Chapter Text
The hair he had cut himself was beginning to fall into his eyes again. He does not wipe it away, instead settles on seeing the night in front of him through slits of badly dyed black. He would soon have to cut it again, but it always turns out messy, choppy. The sloppiness always seems to fit him, no matter how hard he wishes it didn’t. The uneven thing on top of his head seemed to perfectly match his ever wrinkly clothing, the shoes that are never tied and are caked with dirt, the chipped nail polish that only adorned a few select fingers, and the face, the face with permanent streaks of black on either side, never distinguishable between makeup of days before, and the inevitable excess of hair dye. He never cuts his hair short enough for it to not fall in his face, anyways, so maybe he won’t have to touch it for a while. And he’s sure he’d look even worse if his hair was any shorter. And, he just dyed it - an impossible job that, almost never turns out right - the day before, so maybe he should leave his permanently horrid hair alone. That’s what he usually does. Maybe one day the horribleness will consume him. So far that day has not come.
After a few moments of staring into the dark street, half hidden by his hair, he decides to look down. He’s on the third floor and when he sees the ground it kind of makes him feel sick. He keeps looking down anyway. Tonight feels like a strange night. The air feels colder and more aggressive as it passes over him and makes it way through the trees. The large, tall, white houses staring back at him from across the street seem to glare. He does not know why they are being so intimidating. They’ve never been that way before. But, of course, he knew it was possible. They looked far too nice, too perfect, too exactly the same.
It bothers him. They look so perfect. And he doesn’t. He’s the farthest thing from it and he knows he looks like a stark shadow against his house that looks exactly like the ones menacingly surrounding him on the street. His dark clothes and dishevelled manner was never passed over here. It never will be. He shudders. He takes in a shaky breath and considers going back in to get his inhaler. But he’s not sure it has anything it and if it’s empty then it wouldn’t have been worth it for him to even go and fucking get it.
God, he feels awful. He kicks his legs against the house. His one small rebellion. He considers going in and just going to sleep. There’s nothing for him out here. Unless his mother’s rose bushes don’t count for anything. Maybe they could be his bed tonight. Maybe he could let go of the window sill and see where the passive wind takes him. Maybe it’ll float him up and far away from here, with the hundreds and hundreds of carbon copy houses and carbon copy people. Maybe it’ll take him to New York City. Maybe he’ll crush his mother’s prized roses like he’s always wanted to. He hates those fucking roses. She mother’s them more than she mother’s him. It’s always made him angry.

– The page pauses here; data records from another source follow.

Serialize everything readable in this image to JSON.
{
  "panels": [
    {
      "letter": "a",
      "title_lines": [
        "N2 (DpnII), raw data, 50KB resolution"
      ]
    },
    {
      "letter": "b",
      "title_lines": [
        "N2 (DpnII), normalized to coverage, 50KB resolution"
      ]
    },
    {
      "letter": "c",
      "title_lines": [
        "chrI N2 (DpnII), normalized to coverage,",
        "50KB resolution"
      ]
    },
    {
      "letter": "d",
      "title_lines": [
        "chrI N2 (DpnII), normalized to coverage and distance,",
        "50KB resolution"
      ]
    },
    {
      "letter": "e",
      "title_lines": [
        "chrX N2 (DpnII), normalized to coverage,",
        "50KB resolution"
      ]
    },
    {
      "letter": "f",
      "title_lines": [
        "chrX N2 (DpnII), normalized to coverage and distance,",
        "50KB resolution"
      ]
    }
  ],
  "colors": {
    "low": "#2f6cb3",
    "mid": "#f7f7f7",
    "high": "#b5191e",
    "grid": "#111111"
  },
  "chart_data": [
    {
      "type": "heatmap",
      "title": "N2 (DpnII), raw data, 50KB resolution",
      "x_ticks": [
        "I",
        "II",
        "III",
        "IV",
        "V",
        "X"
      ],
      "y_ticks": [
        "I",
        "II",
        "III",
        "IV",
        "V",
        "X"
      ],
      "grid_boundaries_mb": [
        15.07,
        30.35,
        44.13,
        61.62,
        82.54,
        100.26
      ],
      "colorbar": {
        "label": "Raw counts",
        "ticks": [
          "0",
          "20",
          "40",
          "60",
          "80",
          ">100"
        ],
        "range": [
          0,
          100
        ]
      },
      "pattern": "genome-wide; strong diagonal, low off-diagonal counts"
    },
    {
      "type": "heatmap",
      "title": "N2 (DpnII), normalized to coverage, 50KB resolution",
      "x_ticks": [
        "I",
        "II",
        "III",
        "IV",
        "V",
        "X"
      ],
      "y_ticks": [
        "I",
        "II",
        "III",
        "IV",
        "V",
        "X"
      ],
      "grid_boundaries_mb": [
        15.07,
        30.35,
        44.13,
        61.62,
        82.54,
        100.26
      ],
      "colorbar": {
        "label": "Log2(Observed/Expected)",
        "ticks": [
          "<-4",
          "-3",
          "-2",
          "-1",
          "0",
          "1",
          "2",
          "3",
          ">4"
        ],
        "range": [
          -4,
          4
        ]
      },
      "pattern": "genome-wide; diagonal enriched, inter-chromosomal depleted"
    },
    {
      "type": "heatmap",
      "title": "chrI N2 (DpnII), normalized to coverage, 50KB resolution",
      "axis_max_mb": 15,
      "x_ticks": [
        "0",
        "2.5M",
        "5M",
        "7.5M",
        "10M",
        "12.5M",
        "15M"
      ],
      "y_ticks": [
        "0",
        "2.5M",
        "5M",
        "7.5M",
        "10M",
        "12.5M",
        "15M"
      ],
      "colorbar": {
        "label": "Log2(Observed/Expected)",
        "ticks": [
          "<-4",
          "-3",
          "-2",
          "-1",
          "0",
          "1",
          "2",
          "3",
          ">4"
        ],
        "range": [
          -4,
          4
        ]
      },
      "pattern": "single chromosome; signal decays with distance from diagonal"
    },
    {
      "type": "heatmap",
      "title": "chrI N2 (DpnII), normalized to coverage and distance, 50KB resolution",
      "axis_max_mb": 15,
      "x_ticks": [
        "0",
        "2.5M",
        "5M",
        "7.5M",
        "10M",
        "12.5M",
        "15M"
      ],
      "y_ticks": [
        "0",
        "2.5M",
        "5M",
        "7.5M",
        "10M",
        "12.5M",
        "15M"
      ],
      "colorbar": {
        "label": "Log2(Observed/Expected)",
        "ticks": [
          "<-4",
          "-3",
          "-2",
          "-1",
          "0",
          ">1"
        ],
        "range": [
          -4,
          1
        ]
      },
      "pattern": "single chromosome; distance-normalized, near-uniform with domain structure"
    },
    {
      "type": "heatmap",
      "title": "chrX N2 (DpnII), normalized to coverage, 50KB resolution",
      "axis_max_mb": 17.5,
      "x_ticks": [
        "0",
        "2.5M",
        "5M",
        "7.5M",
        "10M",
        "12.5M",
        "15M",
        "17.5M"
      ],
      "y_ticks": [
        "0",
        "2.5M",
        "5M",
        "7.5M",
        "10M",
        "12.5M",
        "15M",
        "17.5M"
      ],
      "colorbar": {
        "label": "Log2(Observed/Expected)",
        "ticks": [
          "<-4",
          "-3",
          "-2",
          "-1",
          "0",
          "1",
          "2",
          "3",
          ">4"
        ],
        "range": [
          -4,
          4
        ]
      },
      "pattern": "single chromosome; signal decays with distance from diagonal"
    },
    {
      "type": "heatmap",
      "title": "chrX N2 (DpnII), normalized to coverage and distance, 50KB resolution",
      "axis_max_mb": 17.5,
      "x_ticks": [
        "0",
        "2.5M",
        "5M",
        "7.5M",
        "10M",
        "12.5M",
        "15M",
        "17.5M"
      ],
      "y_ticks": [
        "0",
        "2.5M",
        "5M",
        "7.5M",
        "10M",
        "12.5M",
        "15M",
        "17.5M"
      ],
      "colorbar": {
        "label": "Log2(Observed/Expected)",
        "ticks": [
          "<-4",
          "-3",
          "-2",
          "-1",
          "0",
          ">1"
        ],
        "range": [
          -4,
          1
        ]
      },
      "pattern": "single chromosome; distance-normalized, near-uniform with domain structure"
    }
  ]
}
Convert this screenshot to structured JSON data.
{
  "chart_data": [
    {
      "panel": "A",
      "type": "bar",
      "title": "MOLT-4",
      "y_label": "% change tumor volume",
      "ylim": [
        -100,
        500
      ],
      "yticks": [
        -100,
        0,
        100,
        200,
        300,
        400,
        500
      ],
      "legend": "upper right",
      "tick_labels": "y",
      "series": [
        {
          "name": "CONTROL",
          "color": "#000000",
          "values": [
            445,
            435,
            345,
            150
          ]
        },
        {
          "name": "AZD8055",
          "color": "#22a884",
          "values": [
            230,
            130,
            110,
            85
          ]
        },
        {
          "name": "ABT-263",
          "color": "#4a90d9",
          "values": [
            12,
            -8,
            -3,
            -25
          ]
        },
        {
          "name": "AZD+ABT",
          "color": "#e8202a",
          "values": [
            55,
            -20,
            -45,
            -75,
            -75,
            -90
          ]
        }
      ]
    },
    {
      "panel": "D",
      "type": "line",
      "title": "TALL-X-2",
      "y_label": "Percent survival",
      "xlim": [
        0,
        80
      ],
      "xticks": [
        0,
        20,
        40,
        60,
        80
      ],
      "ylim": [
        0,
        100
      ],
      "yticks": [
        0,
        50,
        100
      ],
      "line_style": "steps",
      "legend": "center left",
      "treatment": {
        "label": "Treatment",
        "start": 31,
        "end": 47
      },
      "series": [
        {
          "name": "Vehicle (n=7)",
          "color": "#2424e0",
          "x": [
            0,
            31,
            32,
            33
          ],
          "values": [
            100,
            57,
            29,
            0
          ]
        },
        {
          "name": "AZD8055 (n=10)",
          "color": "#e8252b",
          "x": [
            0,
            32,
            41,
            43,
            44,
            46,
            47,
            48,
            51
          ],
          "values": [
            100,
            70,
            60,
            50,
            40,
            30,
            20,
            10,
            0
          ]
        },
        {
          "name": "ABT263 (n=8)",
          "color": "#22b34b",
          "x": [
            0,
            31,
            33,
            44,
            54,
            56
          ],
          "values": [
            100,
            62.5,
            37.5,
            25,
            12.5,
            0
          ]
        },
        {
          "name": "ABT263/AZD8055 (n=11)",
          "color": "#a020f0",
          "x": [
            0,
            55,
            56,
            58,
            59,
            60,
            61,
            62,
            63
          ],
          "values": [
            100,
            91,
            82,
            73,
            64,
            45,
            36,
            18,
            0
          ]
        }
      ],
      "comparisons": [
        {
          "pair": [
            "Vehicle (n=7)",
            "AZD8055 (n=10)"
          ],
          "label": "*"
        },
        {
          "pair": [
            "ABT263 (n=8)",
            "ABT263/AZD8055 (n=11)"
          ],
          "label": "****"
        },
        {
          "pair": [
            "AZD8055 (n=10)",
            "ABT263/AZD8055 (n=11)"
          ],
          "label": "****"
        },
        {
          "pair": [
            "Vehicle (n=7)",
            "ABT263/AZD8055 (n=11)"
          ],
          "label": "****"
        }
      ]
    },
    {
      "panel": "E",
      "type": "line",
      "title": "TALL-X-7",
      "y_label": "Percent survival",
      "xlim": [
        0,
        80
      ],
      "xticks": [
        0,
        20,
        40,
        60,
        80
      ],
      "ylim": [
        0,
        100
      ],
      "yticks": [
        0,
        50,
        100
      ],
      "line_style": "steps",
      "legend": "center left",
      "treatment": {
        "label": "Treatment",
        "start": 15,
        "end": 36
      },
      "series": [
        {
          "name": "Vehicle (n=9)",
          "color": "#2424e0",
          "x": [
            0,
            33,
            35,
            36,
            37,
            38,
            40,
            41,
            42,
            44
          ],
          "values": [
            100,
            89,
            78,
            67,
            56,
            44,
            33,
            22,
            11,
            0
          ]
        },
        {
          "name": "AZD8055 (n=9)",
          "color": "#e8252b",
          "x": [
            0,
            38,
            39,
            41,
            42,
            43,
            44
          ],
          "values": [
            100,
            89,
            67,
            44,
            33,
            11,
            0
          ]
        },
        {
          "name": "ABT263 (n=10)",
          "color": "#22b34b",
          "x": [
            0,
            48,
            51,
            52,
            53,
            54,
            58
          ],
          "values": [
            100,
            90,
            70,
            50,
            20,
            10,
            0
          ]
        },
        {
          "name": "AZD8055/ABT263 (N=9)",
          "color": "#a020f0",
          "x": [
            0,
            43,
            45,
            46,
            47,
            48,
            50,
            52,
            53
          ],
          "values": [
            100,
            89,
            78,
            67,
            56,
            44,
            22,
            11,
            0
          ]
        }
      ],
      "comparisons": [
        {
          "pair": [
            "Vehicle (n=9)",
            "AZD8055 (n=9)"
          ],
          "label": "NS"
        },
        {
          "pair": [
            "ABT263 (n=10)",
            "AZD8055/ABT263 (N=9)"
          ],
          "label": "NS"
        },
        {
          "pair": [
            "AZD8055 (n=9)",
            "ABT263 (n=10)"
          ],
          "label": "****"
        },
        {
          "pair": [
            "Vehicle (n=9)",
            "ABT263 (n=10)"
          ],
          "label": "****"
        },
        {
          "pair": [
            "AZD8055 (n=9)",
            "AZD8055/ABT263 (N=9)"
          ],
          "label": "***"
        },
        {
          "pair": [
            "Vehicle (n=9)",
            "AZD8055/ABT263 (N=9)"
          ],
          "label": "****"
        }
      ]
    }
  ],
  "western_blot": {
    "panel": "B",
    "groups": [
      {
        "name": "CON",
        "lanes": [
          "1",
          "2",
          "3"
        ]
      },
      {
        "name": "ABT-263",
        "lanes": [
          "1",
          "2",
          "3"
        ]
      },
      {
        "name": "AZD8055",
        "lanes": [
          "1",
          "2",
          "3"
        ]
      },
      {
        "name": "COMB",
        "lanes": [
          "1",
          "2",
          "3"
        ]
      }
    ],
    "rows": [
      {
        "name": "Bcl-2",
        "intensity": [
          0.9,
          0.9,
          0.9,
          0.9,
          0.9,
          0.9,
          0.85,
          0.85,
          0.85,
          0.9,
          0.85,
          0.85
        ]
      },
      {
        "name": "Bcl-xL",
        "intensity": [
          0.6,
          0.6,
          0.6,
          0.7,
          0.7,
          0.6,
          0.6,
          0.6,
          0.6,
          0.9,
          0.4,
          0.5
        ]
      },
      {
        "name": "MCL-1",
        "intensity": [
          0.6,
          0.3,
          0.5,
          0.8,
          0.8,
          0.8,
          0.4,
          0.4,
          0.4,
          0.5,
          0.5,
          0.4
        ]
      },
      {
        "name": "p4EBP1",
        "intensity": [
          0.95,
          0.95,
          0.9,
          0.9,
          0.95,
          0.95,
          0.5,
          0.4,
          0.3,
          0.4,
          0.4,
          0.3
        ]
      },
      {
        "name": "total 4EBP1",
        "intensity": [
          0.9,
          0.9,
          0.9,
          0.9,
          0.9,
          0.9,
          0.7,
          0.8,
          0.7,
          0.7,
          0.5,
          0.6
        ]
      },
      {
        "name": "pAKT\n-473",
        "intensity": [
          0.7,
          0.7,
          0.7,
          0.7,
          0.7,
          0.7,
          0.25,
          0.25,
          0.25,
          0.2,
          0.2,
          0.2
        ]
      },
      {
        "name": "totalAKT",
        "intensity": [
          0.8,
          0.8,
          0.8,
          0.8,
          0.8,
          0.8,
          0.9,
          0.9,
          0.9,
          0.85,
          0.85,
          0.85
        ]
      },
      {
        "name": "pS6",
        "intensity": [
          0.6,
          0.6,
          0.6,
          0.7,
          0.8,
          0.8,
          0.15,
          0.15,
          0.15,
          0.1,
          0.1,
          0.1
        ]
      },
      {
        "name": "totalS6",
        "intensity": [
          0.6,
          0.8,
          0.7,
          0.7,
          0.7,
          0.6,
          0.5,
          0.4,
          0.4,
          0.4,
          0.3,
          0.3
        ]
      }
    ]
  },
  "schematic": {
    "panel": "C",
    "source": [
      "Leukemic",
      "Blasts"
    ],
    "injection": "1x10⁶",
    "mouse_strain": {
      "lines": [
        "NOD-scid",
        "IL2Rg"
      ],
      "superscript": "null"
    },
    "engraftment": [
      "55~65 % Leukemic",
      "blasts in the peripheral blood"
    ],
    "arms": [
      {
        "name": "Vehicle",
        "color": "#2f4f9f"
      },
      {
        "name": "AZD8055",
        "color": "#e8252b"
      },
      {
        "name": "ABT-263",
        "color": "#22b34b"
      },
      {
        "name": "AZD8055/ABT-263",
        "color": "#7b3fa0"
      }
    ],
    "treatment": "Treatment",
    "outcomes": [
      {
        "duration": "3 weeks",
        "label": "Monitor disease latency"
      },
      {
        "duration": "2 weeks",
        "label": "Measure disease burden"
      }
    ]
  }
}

He should go to sleep. He doesn’t want to stay out here any longer and if he does the air might start to whisper and make him do something crazy. Like stare at the roses until he finally decides to flatten them. He doesn’t want to do that. Not at all. He’s sure he’ll survive and the sharp flowers will probably break his fall but he doesn’t want to die. That’s the farthest thing from it. He’s terrified of the thought of dying. There’s something about the way sitting on his window sill that makes him feel. He feels uneasy. He feels daunted. It makes him wonder what would happen if he slipped. It makes him wonder how much more he can rebel against his parents.
Maybe they’d notice him. He always pulls stunts, though. He’s a natural born stunt-puller. They never really say anything, though. Bastards. Shitty parents. Shitty people.
He should go to bed. He needs to go to bed. He needs to clear his head. He needs to close the book on today and start new tomorrow. Maybe he’ll hate his parents less in the morning. Before he climbs through his window and back into his room, he makes the decision to look up. He had been staring at the ground for too long. He sees a light come on in the house directly across the street from him. He sees a shadow open a window. He sees a shadow crawl out and sit on the sill just like him. The shadow is a boy, about his age but he can’t really see, he’s not wearing his glasses and his eyes are complete shit without them. The boy doesn’t see him staring, see him squinting from right under the dyed jet black hair. Or at least he thinks he doesn’t see him.
He sees the boy light a cigarette. Then the boy does see him, makes a big show of it, turning his head slow, cigarette dangling from his mouth. They lock eyes. The boy looks slightly hostile. He feels daunted again. He feels scared. He feels far too exposed. He doesn’t know why. He doesn’t like the pair of eyes staring into his.
That’s enough to make his hands slip off the sill. That’s enough to make his legs go shaky and limp. That’s enough for his torso to start to bend. That’s enough for him to keel over and start to fall. Right onto the bushes he hates so much.
He shouldn’t hate the bushes anymore, after all, he was right. They did break his fall. A little.